The Python Ecosystem of 2017
An overview of the major libraries, frameworks, and uses.
Python in 2017
Python is a high-level, versatile, object-oriented programming language. Python is useful and powerful while also being readable and easy to learn. This makes it suitable for programmers of all backgrounds and is likely the reason Python is one of the most widely used programming languages (as of 2017).
The Python ecosystem of libraries, frameworks, and tools is enormous and growing. Python is used for web scraping, data analysis, web development, internet of things development (IoT), machine learning, DevOps, general scientific computing, and many other computing and scripting uses.
At DevelopIntelligence, Python is one of our favorite languages to work with and teach on. More of our clients, each year, are requesting Python training courses for their teams. For this reason, we created this short report to explain why, where, and how Python is used in 2017. We hope this helps teams like yours better appreciate this incredible language and ecosystem. If you’re ever interested in discussing Python training needs for your team or organization, don’t hesitate to contact us.

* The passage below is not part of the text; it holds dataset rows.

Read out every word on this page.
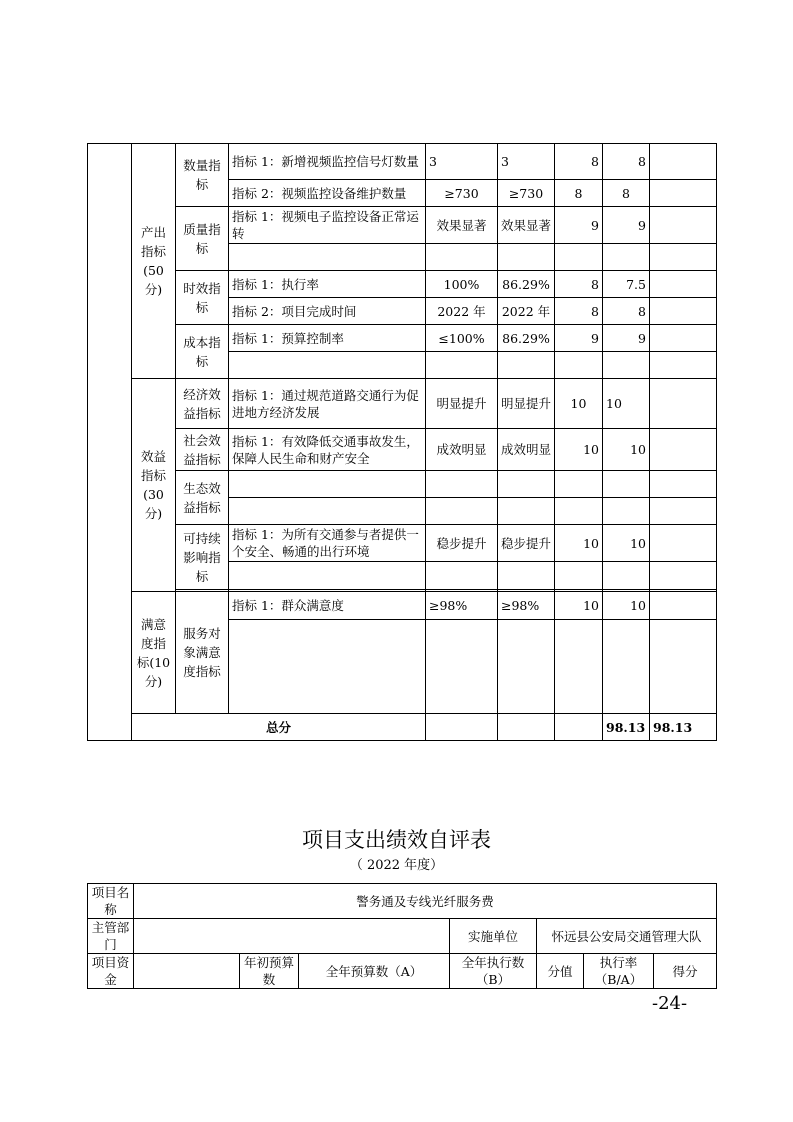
	产出指标(50分)	数量指标	指标 1：新增视频监控信号灯数量	3	3	8	8		
			指标 2：视频监控设备维护数量	≥730	≥730	8	8		
		质量指标	指标 1：视频电子监控设备正常运转	效果显著	效果显著	9	9		

		时效指标	指标 1：执行率	100%	86.29%	8	7.5		
			指标 2：项目完成时间	2022 年	2022 年	8	8		
		成本指标	指标 1：预算控制率	≤100%	86.29%	9	9		

	效益指标(30分)	经济效益指标	指标 1：通过规范道路交通行为促进地方经济发展	明显提升	明显提升	10	10		
		社会效益指标	指标 1：有效降低交通事故发生，保障人民生命和财产安全	成效明显	成效明显	10	10		
		生态效益指标							

		可持续影响指标	指标 1：为所有交通参与者提供一个安全、畅通的出行环境	稳步提升	稳步提升	10	10		

	满意度指标(10分)	服务对象满意度指标	指标 1：群众满意度	≥98%	≥98%	10	10		

	总分						98.13	98.13	
项目支出绩效自评表
（ 2022 年度）
项目名称	警务通及专线光纤服务费						
主管部门				实施单位	怀远县公安局交通管理大队		
项目资金		年初预算数	全年预算数（A）	全年执行数（B）	分值	执行率（B/A）	得分
-24-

Strong standard library and plethora of third party modules
Python’s standard library (plain old vanilla Python) is large, powerful, and utilitarian. For everything the standard library doesn’t cover (or do well at), there are thousands of third-party modules and libraries. Awesome Python is a great place to get a sense for what these libraries/modules can be used for. Many of these libraries/frameworks are mature and have been battle-tested for 5-10+ years. This makes Python an attractive choice for startups and established enterprise companies alike.
Compared with other programming languages, Python code is often simple and even elegant to read. The Zen of Python (a set of principles that influence the language) starts like this:
Beautiful is better than ugly.
Explicit is better than implicit.
Simple is better than complex.
This simple, explicit, and beautiful code make Python easier and more enjoyable to work with. Many developers adore Python and pine for the chance to work with it.

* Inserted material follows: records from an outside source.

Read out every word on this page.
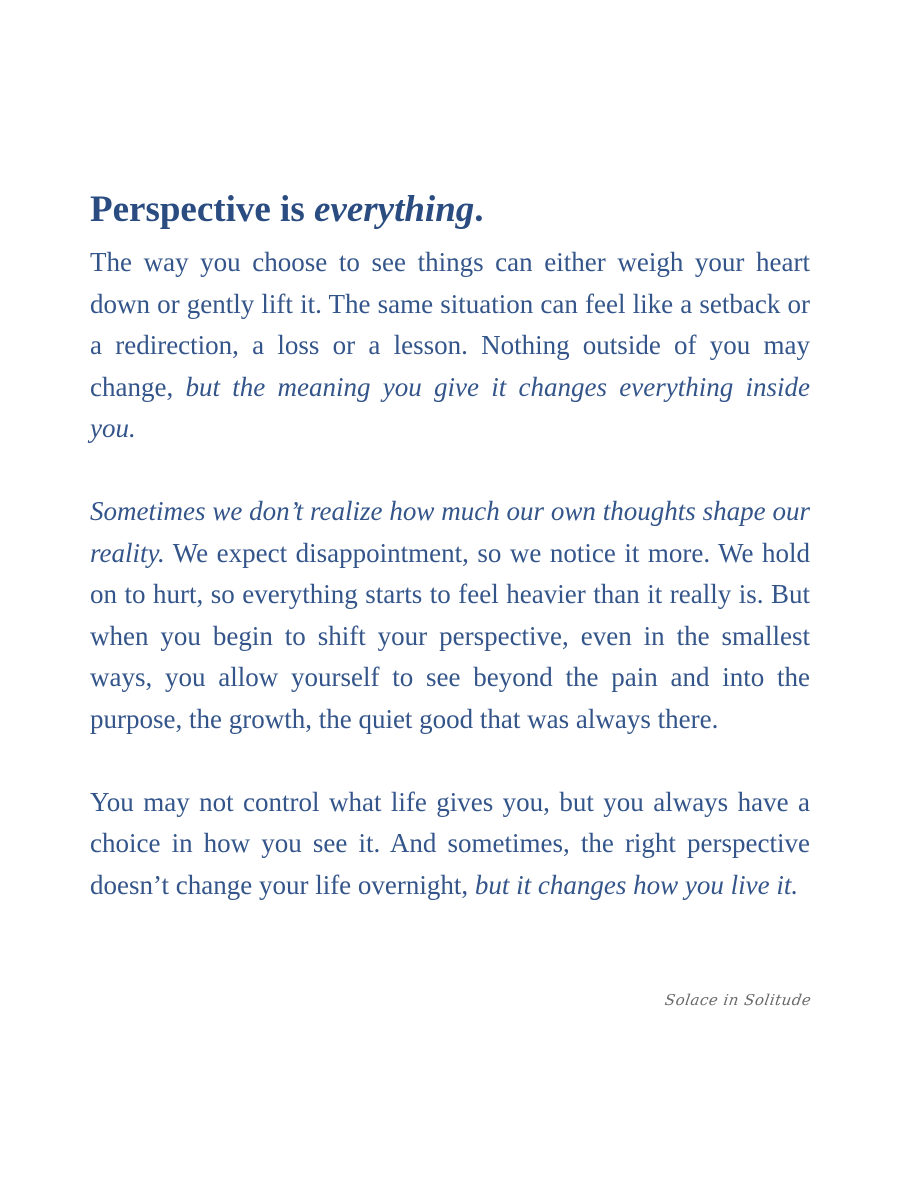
Perspective is everything.

The way you choose to see things can either weigh your heart down or gently lift it. The same situation can feel like a setback or a redirection, a loss or a lesson. Nothing outside of you may change, but the meaning you give it changes everything inside you.

Sometimes we don’t realize how much our own thoughts shape our reality. We expect disappointment, so we notice it more. We hold on to hurt, so everything starts to feel heavier than it really is. But when you begin to shift your perspective, even in the smallest ways, you allow yourself to see beyond the pain and into the purpose, the growth, the quiet good that was always there.

You may not control what life gives you, but you always have a choice in how you see it. And sometimes, the right perspective doesn’t change your life overnight, but it changes how you live it.

Solace in Solitude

There are a number of factors that make Python productive. The aforementioned simplicity, large standard library, and module ecosystem certainly help. Python also benefits from a large community of developers, tutorials, and other resources. This makes it easier to build features and get help on tricky bugs.
Python’s dynamic typing and syntax often lets developers write application features with fewer lines of code than other languages would require. It’s easy to prototype quickly with Python (and use tests to catch runtime errors and bugs).
Internet of Things (IoT) potential
Python is the standard language for the Raspberry Pi computer (it’s in the name). The Raspberry Pi is a small computer used by millions of hobbyists to program things like smart mirrors, phones, and home automation devices. IoT is one of the fastest growing parts of the technology world and is poised to revolutionize industries like agriculture, retail, asset tracking, and more.
Python is one of the most popular languages used in machine and deep learning. These two terms are sometimes used interchangeably but they are subtly different. Before jumping into Python machine/deep learning libraries, let’s first define what these terms mean.
Machine learning (ML) is a subset of Artificial Intelligence (AI) and is a process where a machine ‘learns’ to make predictions by recognizing patterns in large datasets.
Deep learning is a subset of machine learning. Deep learning expands on ML by applying artificial neural networks with multiple layers and parameters to massive datasets. This article on Nvidia’s blog does a great job at explaining this in more depth. This friendly video introduction on machine learning, deep learning, and neural nets also does a great job at explaining these topics:
One prominent example of deep learning was in 2016 when AlphaGo beat the reigning three-time European Go champion Fan Hui by teaching AlphaGo to “discover new strategies for itself, by playing thousands of games between its neural networks, and adjusting the connections using a trial-and-error process.”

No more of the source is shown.